One of the volunteers is engrossed in a conversation with an elderly couple. I can pick up only their heavy German accents. Later he comes over glowing and explains that they are Holocaust survivors and very supportive of the exhibit. “They got it right away,” he says. There is no predicting people’s reactions.
We are not the only ones who have chosen this stretch of Times Square for leafleting. A frail-looking Hispanic man in a Yankees cap stands nearby, handing out what appear to be pamphlets for a Broadway show. On closer examination, they turn out to be half-price coupons for steak dinners at a nearby restaurant. If he is aware of the irony of the situation, he doesn’t show it.
At first I ignore the coupon man. But we keep finding ourselves on the same stretch of sidewalk. As I get closer, I see that he is much older than I thought and doesn’t have any teeth. He takes one of my leaflets, looks at it intently, and points excitedly to the photographs.

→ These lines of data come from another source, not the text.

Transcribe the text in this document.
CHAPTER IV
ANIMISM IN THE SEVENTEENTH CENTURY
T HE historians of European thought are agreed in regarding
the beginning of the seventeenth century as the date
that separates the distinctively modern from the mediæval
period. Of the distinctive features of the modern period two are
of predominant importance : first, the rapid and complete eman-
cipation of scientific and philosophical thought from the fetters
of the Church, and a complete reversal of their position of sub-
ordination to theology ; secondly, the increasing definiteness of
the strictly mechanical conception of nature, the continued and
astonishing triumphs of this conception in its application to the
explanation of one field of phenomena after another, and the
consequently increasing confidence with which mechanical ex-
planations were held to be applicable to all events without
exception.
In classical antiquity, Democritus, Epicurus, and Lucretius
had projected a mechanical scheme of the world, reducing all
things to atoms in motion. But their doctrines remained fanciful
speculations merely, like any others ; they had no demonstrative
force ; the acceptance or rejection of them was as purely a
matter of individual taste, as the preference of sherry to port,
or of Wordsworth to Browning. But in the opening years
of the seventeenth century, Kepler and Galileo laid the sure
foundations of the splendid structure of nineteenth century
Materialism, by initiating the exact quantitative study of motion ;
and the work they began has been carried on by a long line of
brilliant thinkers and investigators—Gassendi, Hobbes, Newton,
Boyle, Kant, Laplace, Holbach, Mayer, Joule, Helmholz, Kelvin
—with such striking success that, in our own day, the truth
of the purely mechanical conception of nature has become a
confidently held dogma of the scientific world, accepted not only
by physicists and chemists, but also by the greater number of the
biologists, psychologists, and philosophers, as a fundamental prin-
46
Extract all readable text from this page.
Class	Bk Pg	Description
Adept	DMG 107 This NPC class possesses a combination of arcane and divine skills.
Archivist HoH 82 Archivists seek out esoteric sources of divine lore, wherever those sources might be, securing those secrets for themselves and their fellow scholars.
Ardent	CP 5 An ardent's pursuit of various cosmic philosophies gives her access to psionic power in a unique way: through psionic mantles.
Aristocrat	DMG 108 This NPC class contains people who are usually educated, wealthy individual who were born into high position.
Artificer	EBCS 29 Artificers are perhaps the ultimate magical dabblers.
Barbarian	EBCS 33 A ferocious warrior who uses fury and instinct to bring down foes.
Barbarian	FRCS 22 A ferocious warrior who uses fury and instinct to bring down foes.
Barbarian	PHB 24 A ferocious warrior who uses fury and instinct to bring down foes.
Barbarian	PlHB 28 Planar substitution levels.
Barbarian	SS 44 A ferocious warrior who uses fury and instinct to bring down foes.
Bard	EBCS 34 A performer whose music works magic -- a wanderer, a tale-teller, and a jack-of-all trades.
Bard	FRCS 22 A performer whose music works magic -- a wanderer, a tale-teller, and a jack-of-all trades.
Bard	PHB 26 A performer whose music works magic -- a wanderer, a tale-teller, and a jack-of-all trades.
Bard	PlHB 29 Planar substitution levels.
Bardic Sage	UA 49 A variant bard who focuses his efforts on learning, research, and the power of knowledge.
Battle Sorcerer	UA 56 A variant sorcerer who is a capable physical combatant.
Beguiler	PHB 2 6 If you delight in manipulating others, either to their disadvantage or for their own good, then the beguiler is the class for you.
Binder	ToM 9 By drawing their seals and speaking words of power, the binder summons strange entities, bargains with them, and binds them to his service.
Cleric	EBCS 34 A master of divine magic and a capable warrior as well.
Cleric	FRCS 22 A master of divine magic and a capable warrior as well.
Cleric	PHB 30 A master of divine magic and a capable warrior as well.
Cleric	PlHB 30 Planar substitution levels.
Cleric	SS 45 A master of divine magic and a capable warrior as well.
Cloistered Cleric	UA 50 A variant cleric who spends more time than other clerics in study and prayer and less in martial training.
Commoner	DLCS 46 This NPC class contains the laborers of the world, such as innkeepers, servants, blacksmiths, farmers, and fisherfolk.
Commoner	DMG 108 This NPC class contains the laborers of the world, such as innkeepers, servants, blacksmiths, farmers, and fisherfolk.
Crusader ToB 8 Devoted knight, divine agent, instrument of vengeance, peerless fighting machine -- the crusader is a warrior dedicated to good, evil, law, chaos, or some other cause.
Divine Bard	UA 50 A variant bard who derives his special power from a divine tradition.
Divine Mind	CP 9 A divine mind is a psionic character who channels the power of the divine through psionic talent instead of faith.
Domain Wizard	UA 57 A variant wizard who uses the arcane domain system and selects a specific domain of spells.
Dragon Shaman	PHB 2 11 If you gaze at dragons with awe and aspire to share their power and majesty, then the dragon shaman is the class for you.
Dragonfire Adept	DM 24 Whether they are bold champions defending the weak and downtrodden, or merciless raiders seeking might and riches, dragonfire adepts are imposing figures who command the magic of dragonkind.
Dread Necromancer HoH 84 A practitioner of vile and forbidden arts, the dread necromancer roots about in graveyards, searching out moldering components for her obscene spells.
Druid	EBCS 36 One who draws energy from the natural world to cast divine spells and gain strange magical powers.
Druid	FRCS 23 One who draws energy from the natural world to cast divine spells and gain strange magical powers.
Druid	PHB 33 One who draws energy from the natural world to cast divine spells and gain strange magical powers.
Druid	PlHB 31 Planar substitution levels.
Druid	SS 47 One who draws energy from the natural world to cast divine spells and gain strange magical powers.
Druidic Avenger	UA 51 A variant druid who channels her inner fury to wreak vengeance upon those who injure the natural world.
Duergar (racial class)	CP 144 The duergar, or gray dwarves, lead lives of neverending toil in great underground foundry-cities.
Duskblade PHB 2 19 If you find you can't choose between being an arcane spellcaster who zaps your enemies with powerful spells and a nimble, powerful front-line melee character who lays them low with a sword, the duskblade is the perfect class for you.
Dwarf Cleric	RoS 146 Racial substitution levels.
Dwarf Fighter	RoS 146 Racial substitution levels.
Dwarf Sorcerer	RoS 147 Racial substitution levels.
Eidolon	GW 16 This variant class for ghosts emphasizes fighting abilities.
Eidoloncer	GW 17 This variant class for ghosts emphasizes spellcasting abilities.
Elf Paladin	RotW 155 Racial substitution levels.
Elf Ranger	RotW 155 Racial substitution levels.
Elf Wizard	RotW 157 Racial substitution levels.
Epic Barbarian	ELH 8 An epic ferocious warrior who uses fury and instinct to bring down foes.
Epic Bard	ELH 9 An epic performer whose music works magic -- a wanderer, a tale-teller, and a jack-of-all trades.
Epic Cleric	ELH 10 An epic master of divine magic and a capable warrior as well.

He speaks urgently, but his voice is so soft and his toothless mumblings so inarticulate that I can’t even tell what language he is speaking. I have dealt with the indifferent, the outraged, and the curious, but I don’t know what to do with this failed attempt at communication. Dusk is falling as I drift to another area of the sidewalk, leaving the man and his steak-dinner coupons silhouetted against the PETA banners and the flashing neon lights.